Others have really stepped up to the proverbial plate and “adopted” a sign. Yes, you can actually sponsor the restoration of one of the museum’s vintage signs and return it to its former glory. Many sign companies have already done so.

Burton Electric Signs, now Burton Signworks Inc., of Mt. Airy, NC, adopted a 16-ft., double-faced motel sign from the former El Rancho in DeSoto, KS, and totally restored the sign, including re-painting and all new neon, wiring and transformers. Harmon Sign/Planet Neon (Toledo, OH) similarly restored a 15-ft. hammer which originally identified Gross Hardware in Columbus, IN. Both have been featured in past Sign Museum News columns.

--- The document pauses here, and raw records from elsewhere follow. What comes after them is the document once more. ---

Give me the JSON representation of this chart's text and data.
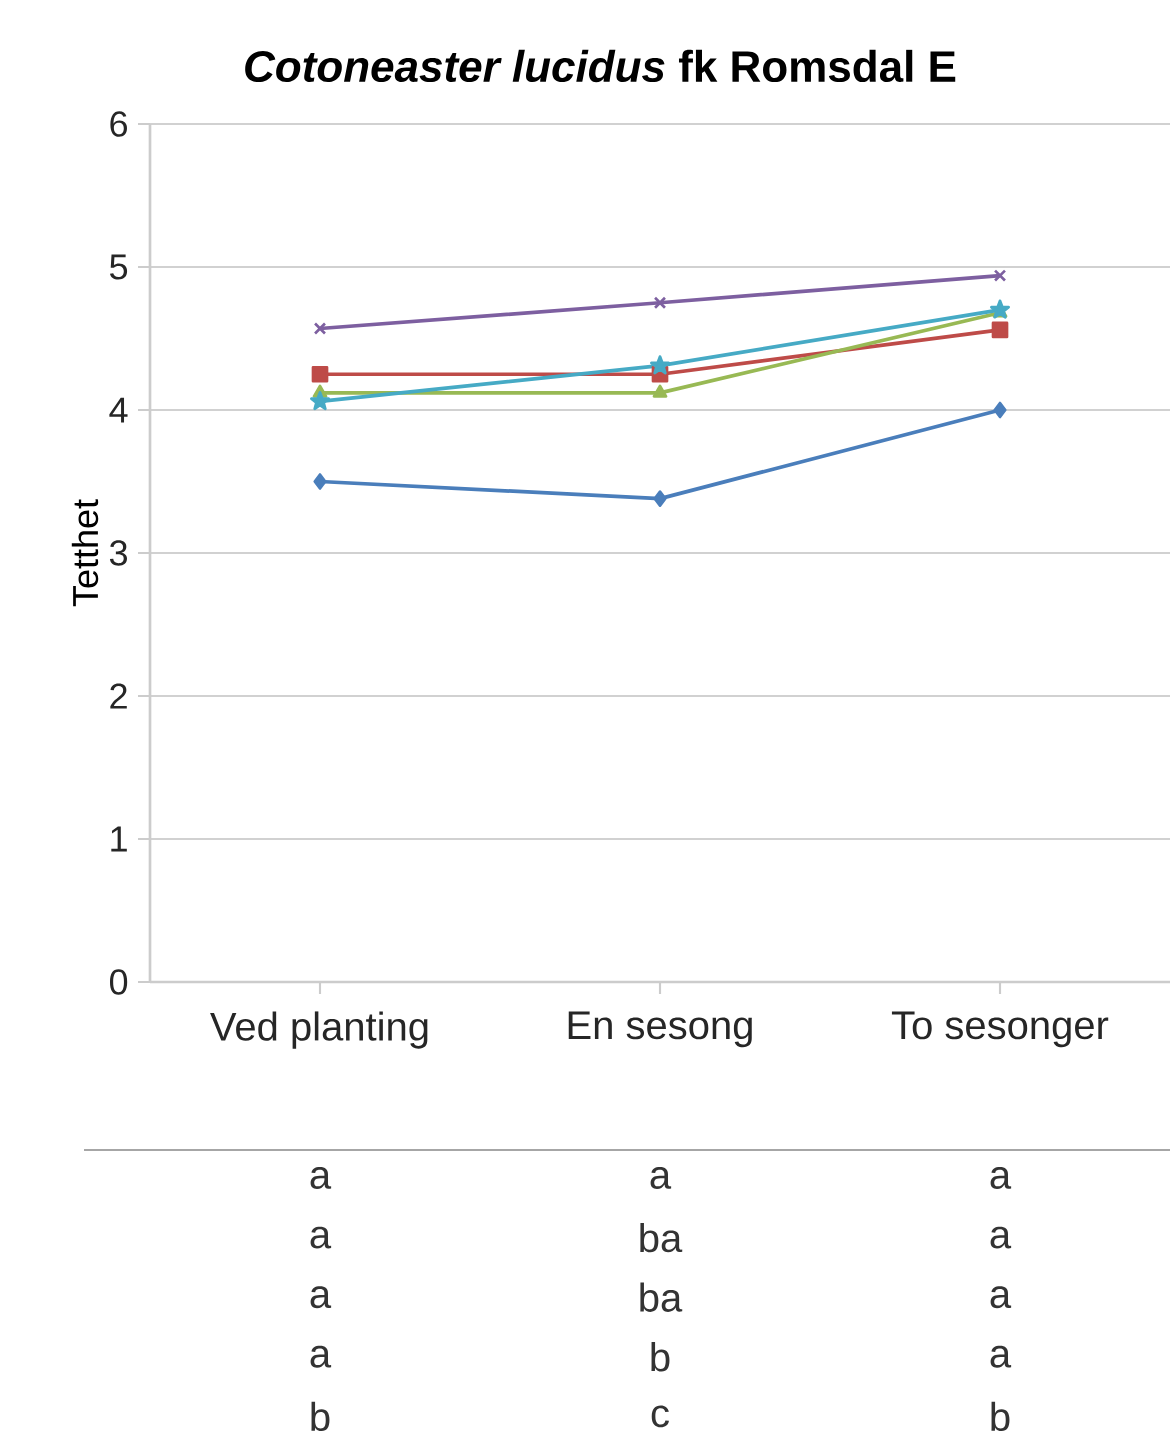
{
  "chart_data": {
    "type": "line",
    "title": "*Cotoneaster lucidus* fk Romsdal E",
    "ylabel": "Tetthet",
    "categories": [
      "Ved planting",
      "En sesong",
      "To sesonger"
    ],
    "series": [
      {
        "color": "#4a7ebb",
        "marker": "diamond",
        "values": [
          3.5,
          3.38,
          4.0
        ]
      },
      {
        "color": "#be4b48",
        "marker": "square",
        "values": [
          4.25,
          4.25,
          4.56
        ]
      },
      {
        "color": "#98b954",
        "marker": "triangle",
        "values": [
          4.12,
          4.12,
          4.68
        ]
      },
      {
        "color": "#7d5fa0",
        "marker": "cross",
        "values": [
          4.57,
          4.75,
          4.94
        ]
      },
      {
        "color": "#46aac5",
        "marker": "star",
        "values": [
          4.06,
          4.31,
          4.7
        ]
      }
    ],
    "ylim": [
      0,
      6
    ],
    "yticks": [
      0,
      1,
      2,
      3,
      4,
      5,
      6
    ],
    "grid": "y",
    "annotations": [
      "a",
      "a",
      "a",
      "a",
      "ba",
      "a",
      "a",
      "ba",
      "a",
      "a",
      "b",
      "a",
      "b",
      "c",
      "b"
    ]
  }
}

Our most recent supporter is Andy Puopolo, owner of East Coast Sign Co. Inc. of Stoneham, MA, near Boston. Puopolo read a recent column about the museum and wondered how he could help, saying it’d be great if he could restore a sign for us. So be it. We gave him options, and he settled on our Chris & Pitts BBQ sign, which was originally located in Greater Los Angeles and, more specifically, a few blocks from the Petersen Automotive Museum (as in Hot Rod magazine).

The sign sat outside our Essex Studios site and unfortunately was “tagged” by the local kids. Consequently, Chris & Pitts is slated for a complete re-paint. But this is a “tag team” affair, because John Brandmeier, director of business and operations of Matthews Paint Co. in Delaware, OH, has volunteered to supply the paint. That’s the spirit, John! The sign will also need some neon repair and electrical work.


We generally re-paint signs only when it’s absolutely necessary. And when we do, we will generally place these outdoors. The majority of our signs involves significantly less restoration. Many just need neon repair and some transformers. There’s a needy sign for every budget.
Just go to the museum’s Adopt-a-Sign webpage. Signs are pictured with their needs outlined.